Juan llama a sus lectores «queridos hijos», con el corazón de un padre espiritual que no ordena con severidad, sino que advierte con amor, porque sabe lo que está en juego: la integridad de su fe y su comunión con el único Dios verdadero.

¿Qué significa hoy «apartarse de los ídolos»?

En la época de Juan, los ídolos eran imágenes de madera, piedra o metal hechas para representar dioses falsos, a menudo acompañadas de prácticas religiosas inmorales. Hoy, el peligro no siempre está en imágenes talladas; un ídolo es cualquier persona, cosa, poder, deseo o posesión que ocupen el lugar que solo Dios debe tener en nuestro corazón.

Pueden convertirse en ídolos:

El dinero, el estatus o el éxito profesional.

El orgullo, la autosuficiencia o el poder.

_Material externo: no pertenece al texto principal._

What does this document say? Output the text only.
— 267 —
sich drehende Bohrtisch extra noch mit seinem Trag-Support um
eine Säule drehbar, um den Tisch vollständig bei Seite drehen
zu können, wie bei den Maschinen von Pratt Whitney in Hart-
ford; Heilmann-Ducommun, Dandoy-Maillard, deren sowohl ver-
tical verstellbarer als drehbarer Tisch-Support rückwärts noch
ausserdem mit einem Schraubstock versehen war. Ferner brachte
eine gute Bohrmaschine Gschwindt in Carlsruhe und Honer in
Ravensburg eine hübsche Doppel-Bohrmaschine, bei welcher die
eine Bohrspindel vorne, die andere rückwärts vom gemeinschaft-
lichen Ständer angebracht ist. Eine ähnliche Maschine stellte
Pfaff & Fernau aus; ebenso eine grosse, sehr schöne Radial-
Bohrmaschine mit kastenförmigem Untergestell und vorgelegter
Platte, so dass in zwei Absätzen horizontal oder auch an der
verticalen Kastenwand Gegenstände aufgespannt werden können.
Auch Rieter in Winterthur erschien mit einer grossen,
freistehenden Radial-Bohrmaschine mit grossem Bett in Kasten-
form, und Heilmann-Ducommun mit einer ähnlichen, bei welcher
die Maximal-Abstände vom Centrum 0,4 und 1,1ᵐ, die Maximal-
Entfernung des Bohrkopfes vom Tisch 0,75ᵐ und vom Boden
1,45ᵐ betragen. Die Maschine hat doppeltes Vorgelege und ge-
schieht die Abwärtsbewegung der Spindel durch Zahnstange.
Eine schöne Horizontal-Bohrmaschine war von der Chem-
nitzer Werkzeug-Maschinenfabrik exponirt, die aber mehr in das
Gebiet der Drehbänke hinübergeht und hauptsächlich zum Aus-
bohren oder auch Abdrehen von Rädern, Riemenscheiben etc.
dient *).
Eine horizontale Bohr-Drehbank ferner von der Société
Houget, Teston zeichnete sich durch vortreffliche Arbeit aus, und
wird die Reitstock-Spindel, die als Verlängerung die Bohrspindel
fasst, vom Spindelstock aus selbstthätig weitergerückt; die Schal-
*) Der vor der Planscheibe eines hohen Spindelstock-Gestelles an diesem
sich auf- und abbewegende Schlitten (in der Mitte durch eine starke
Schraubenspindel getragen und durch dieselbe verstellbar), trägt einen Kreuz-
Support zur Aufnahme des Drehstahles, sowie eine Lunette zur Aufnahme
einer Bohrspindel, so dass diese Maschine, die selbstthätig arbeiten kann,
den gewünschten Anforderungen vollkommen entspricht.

Las relaciones humanas, cuando anteponemos a una persona por encima de Dios.

Ideologías, placeres, o incluso cosas buenas que se vuelven absolutas.

Todo aquello que nos aleja del Señor, que le quita su primer lugar o que nos hace confiar en algo distinto a Él, se convierte en un ídolo que nos separa de la fuente de la vida.

Mensaje central

La fe cristiana no admite compañeros en el trono del corazón. Juan nos dice: Dios es único, y Él lo merece todo. No se trata solo de rechazar objetos sagrados falsos, sino de cuidar el corazón, de no entregar nuestra confianza, nuestra adoración y nuestra vida a aquello que no es Dios, que no nos salva y que al final nos deja vacíos.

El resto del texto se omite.